Alors qu’ils s’attendent à un « retour » aux élections européennes, la direction de campagne du PSOE reconnaît qu’elle suivra le rythme imposé par le peuple. De ce que considérer les « erreurs »comme le seraient d'autres déclarations du leader du Parti populaire sans rejeter les pactes avec le parti du Premier ministre italien, Georgia Meloni, pour le considérer comme plus comparable aux autres formations d'extrême droite, ou pour critiquer les fonds européens, que le PSOE lie à un soutien du PP au modèle économique d’austérité.

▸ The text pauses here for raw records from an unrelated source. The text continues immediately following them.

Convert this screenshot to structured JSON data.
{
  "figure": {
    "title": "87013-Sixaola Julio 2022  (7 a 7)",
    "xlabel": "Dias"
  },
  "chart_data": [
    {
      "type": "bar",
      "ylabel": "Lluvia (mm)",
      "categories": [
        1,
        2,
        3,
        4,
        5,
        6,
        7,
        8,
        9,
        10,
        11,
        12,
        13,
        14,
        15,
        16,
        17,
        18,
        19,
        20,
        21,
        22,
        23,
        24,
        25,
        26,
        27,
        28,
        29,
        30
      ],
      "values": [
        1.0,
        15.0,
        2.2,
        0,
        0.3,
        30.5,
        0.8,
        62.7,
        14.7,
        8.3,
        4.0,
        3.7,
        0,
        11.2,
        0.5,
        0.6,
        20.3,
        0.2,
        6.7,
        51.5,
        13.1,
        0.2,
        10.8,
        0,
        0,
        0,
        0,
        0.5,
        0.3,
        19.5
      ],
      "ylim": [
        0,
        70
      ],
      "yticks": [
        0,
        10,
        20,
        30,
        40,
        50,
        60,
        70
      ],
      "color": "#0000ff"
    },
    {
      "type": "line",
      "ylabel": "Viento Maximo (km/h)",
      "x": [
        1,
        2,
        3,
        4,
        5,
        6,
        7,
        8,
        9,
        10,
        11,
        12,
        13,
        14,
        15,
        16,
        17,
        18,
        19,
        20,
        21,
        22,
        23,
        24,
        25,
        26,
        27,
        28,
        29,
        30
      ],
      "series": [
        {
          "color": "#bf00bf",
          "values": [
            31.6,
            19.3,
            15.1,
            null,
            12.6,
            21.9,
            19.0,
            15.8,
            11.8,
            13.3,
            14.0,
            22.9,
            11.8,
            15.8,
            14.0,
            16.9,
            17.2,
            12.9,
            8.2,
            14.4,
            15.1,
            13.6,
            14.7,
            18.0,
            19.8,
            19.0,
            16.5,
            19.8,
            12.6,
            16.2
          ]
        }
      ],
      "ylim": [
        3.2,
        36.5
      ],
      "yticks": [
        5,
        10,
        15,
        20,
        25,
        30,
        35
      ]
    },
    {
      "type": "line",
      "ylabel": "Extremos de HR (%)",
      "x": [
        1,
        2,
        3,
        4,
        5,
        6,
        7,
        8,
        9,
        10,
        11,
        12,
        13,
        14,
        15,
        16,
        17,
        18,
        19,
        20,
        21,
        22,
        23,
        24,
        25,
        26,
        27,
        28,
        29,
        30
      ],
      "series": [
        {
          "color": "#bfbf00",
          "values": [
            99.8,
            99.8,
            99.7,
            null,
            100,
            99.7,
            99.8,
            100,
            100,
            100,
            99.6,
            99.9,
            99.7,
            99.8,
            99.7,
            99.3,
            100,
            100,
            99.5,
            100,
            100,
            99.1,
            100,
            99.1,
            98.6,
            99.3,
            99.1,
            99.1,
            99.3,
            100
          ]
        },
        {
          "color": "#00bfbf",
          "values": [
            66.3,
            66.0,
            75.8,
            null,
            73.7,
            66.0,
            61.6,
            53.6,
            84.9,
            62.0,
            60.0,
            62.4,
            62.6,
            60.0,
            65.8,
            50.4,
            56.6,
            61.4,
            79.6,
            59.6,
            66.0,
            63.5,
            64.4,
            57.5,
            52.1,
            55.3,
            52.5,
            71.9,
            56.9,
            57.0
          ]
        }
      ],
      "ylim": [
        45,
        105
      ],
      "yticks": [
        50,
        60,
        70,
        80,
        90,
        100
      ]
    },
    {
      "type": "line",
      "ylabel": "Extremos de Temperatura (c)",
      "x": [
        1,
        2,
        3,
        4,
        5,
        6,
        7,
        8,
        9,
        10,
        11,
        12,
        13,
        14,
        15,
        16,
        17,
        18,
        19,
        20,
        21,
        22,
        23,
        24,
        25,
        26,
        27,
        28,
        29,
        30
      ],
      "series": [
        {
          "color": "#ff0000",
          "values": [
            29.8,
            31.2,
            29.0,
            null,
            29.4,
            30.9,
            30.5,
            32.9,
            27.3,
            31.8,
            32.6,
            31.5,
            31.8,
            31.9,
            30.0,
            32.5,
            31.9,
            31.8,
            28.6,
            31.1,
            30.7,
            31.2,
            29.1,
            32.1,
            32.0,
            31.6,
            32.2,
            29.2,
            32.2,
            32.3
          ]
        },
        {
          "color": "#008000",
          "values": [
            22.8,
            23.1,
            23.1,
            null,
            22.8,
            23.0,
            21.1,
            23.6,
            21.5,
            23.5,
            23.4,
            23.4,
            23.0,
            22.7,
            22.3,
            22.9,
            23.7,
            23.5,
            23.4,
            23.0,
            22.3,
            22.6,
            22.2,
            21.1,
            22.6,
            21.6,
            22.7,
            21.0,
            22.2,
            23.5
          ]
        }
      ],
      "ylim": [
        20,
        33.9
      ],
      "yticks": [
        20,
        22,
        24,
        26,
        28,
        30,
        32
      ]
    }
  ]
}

« La campagne nous dicte », reconnaissaient-ils la semaine dernière depuis la salle des machines de Ferraz. Ainsi, tout indique que ses messages électoraux seront désormais largement conditionnés par les déclarations de Feijóo ce lundi matin lors d'un entretien sur Antena 3. Concrètement, il n'a pas exclu de présenter une motion de censure contre Pedro Sánchez, si aux élections européennes ce Dimanche, son parti est bien au-dessus du PSOE et il existe une « majorité sociale » qui montre son rejet du Président du Gouvernement. Pour ce faire, ajoute-t-il sans plus de précision, « il faut avoir le bon contexte et penser que cela peut être utile dans ce contexte ».

Un « retour » basé sur des « erreurs »

Ferraz estime que les effets électoraux de l'amnistie sont amortis, même s'ils tentent également d'atténuer le large rejet social, même au sein de leur électorat. À cette fin, ils soulignent les effets positifs sur la normalisation politique et institutionnelle après briser la majorité indépendantiste dans les catalans et, maintenant, ils soulignent les prétendues contradictions de l'opposition en ne fermant pas la porte aux accords avec Junts en même temps qu'ils se voient refuser le pardon judiciaire.

Favoriser leurs chances de « retour » à la direction du PSOE Ils font référence à la « nervosité » de Feijóo. À quelques « erreurs » ou « faux pas » qui s’expliqueraient par sa peur, selon ce qu’ils soupçonnent, de perdre le plébiscite avec lequel il a tenté d’orienter ces élections européennes. A tel point qu’ils remettent en question la continuité du leader du PP à la tête du parti si les résultats ne sont pas ceux escomptés.